Exosomes refer to small membrane vesicles (30-150 nm) containing complex RNA and proteins, specifically disc-shaped vesicles with a diameter of 40-100 nm. Exosomes can be secreted by various cells under normal and pathological conditions. These exosomes play a key role in cell communication and genetic expression by transporting key proteins and genetic material. Exosomes naturally exist in body fluids, including blood, saliva, urine, cerebrospinal fluid and breast milk. Centrifugation is usually used to separate exosomes.
1. Experimental principle
Using the physical principle of molecular size and gravity and the precipitation principle of polymers, centrifugation is the most commonly used method to separate exosomes. This method can be extracted in large quantities, is low-cost, simple to operate, and takes a short time. Isolated exosomes can be used as therapeutic targets, drug or gene carriers, and as disease markers. They also play an important role in the transfer of substances and information between cells.
2. Experimental steps (different samples have different separation steps, taking urine as an example)
2.1 Thaw the frozen sample in a 25 ℃ water bath and place the completely thawed sample on ice.
2.2 Transfer 25 mL of urine to a centrifuge tube and centrifuge at 4 ℃, 3000 g for 10 min to remove cell debris; if there is a lot of precipitation, repeat the centrifugation several times until there is no obvious precipitation, and take the centrifuged supernatant.
2.3 Transfer the centrifuged supernatant to a 50 ml centrifugal filter column; centrifuge at 4 ℃, 3000 g for 10 min, and take the liquid in the lower chamber of the filter column; if there is residual liquid in the upper chamber, repeat this step to obtain more sample volume.
2.4 Add Exosome Concentration Solution (ECS reagent) to the supernatant after centrifugation and 5 ml ECS to 25 mL of urine.
2.5 Vortex and mix for 1 min and place at 4 ℃ for 2 h.

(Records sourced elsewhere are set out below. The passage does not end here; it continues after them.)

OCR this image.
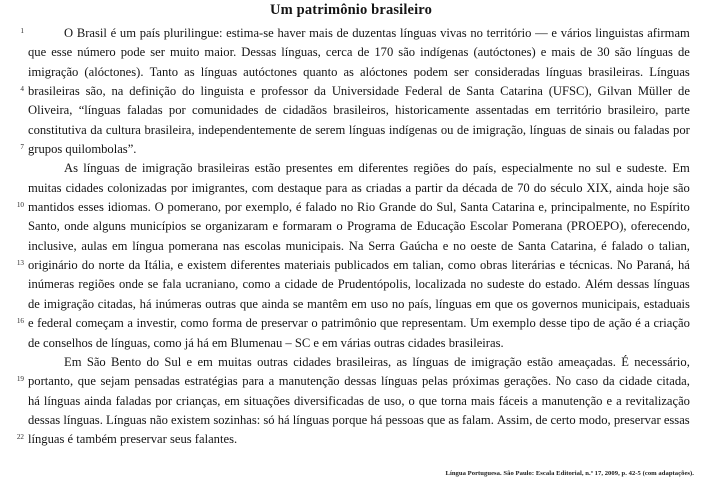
Um patrimônio brasileiro
1	O Brasil é um país plurilingue: estima-se haver mais de duzentas línguas vivas no território — e vários linguistas afirmam
que esse número pode ser muito maior. Dessas línguas, cerca de 170 são indígenas (autóctones) e mais de 30 são línguas de
imigração (alóctones). Tanto as línguas autóctones quanto as alóctones podem ser consideradas línguas brasileiras. Línguas
4 brasileiras são, na definição do linguista e professor da Universidade Federal de Santa Catarina (UFSC), Gilvan Müller de
Oliveira, “línguas faladas por comunidades de cidadãos brasileiros, historicamente assentadas em território brasileiro, parte
constitutiva da cultura brasileira, independentemente de serem línguas indígenas ou de imigração, línguas de sinais ou faladas por
7 grupos quilombolas”.
As línguas de imigração brasileiras estão presentes em diferentes regiões do país, especialmente no sul e sudeste. Em
muitas cidades colonizadas por imigrantes, com destaque para as criadas a partir da década de 70 do século XIX, ainda hoje são
10 mantidos esses idiomas. O pomerano, por exemplo, é falado no Rio Grande do Sul, Santa Catarina e, principalmente, no Espírito
Santo, onde alguns municípios se organizaram e formaram o Programa de Educação Escolar Pomerana (PROEPO), oferecendo,
inclusive, aulas em língua pomerana nas escolas municipais. Na Serra Gaúcha e no oeste de Santa Catarina, é falado o talian,
13 originário do norte da Itália, e existem diferentes materiais publicados em talian, como obras literárias e técnicas. No Paraná, há
inúmeras regiões onde se fala ucraniano, como a cidade de Prudentópolis, localizada no sudeste do estado. Além dessas línguas
de imigração citadas, há inúmeras outras que ainda se mantêm em uso no país, línguas em que os governos municipais, estaduais
16 e federal começam a investir, como forma de preservar o patrimônio que representam. Um exemplo desse tipo de ação é a criação
de conselhos de línguas, como já há em Blumenau – SC e em várias outras cidades brasileiras.
Em São Bento do Sul e em muitas outras cidades brasileiras, as línguas de imigração estão ameaçadas. É necessário,
19 portanto, que sejam pensadas estratégias para a manutenção dessas línguas pelas próximas gerações. No caso da cidade citada,
há línguas ainda faladas por crianças, em situações diversificadas de uso, o que torna mais fáceis a manutenção e a revitalização
dessas línguas. Línguas não existem sozinhas: só há línguas porque há pessoas que as falam. Assim, de certo modo, preservar essas
22 línguas é também preservar seus falantes.
Língua Portuguesa. São Paulo: Escala Editorial, n.º 17, 2009, p. 42-5 (com adaptações).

2.6 Take out the centrifuge tube containing the mixed solution and centrifuge at 4 ℃, 10000 g for 1 h, mark the precipitate position with a marker pen, discard the supernatant, the precipitate is rich in exosome particles, let it stand for 1 min, and then discard the supernatant again.

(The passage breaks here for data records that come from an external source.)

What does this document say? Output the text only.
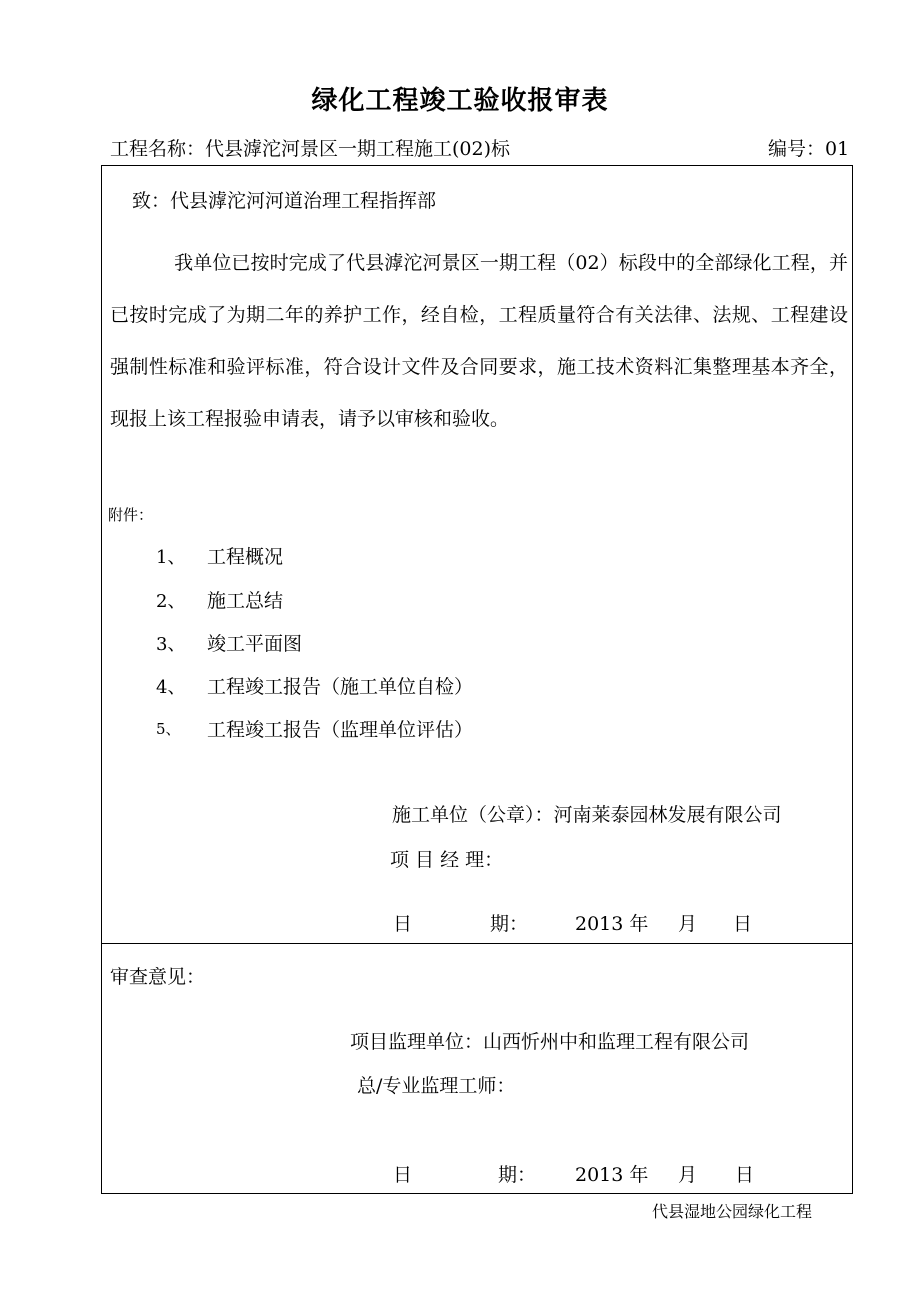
绿化工程竣工验收报审表
工程名称：代县滹沱河景区一期工程施工(02)标	编号：01
致：代县滹沱河河道治理工程指挥部
我单位已按时完成了代县滹沱河景区一期工程（02）标段中的全部绿化工程，并已按时完成了为期二年的养护工作，经自检，工程质量符合有关法律、法规、工程建设强制性标准和验评标准，符合设计文件及合同要求，施工技术资料汇集整理基本齐全，现报上该工程报验申请表，请予以审核和验收。
附件：
1、 工程概况
2、 施工总结
3、 竣工平面图
4、 工程竣工报告（施工单位自检）
5、 工程竣工报告（监理单位评估）
施工单位（公章）：河南莱泰园林发展有限公司
项 目 经 理：
日	期： 2013 年 月 日
审查意见：
项目监理单位：山西忻州中和监理工程有限公司
总/专业监理工师：
日	期： 2013 年 月 日
代县湿地公园绿化工程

2.7 Take Exosome Solution Buffer (ESB reagent) and blow the centrifuged precipitate evenly, add 0.5 mL ESB to 25 mL urine, wait for it to dissolve, and transfer the resuspended liquid to a new 1.5 mL centrifuge tube.
2.8 Centrifuge at 4 ℃, 12000 g for 5 min, and retain the supernatant, which is rich in exosome particles. Store in aliquots at -80 ℃ for subsequent experiments.
3. Example of results
Schematic diagram (filtration method): First, remove cells and cell debris, then filter out free proteins and concentrate the sample. Finally, remove extracellular vesicles larger than 100 nm to obtain exosomes.
References
[1] Xu D, Tahara H. The role of exosomes and microRNAs in senescence and aging. Adv. Drug Deliv. Rev. 2013;65:368–375.
[2] Lobb, R. J. et al. Optimized exosome isolation protocol for cell culture supernatant and human plasma. J Extracell Vesicles. 4 27031 (2015).
[3] Vergauwen, G. et al. Confounding factors of ultrafiltration and protein analysis in extracellular vesicle research. Scientific Reports. 7 (1), 2704(2017).
[4] Welton, J. L., Webber, J. P., Botos, L. A., Jones, M., & Clayton, A. Ready-made chromatography columns for extracellular vesicle isolationfrom plasma. J Extracell Vesicles. 427269 (2015).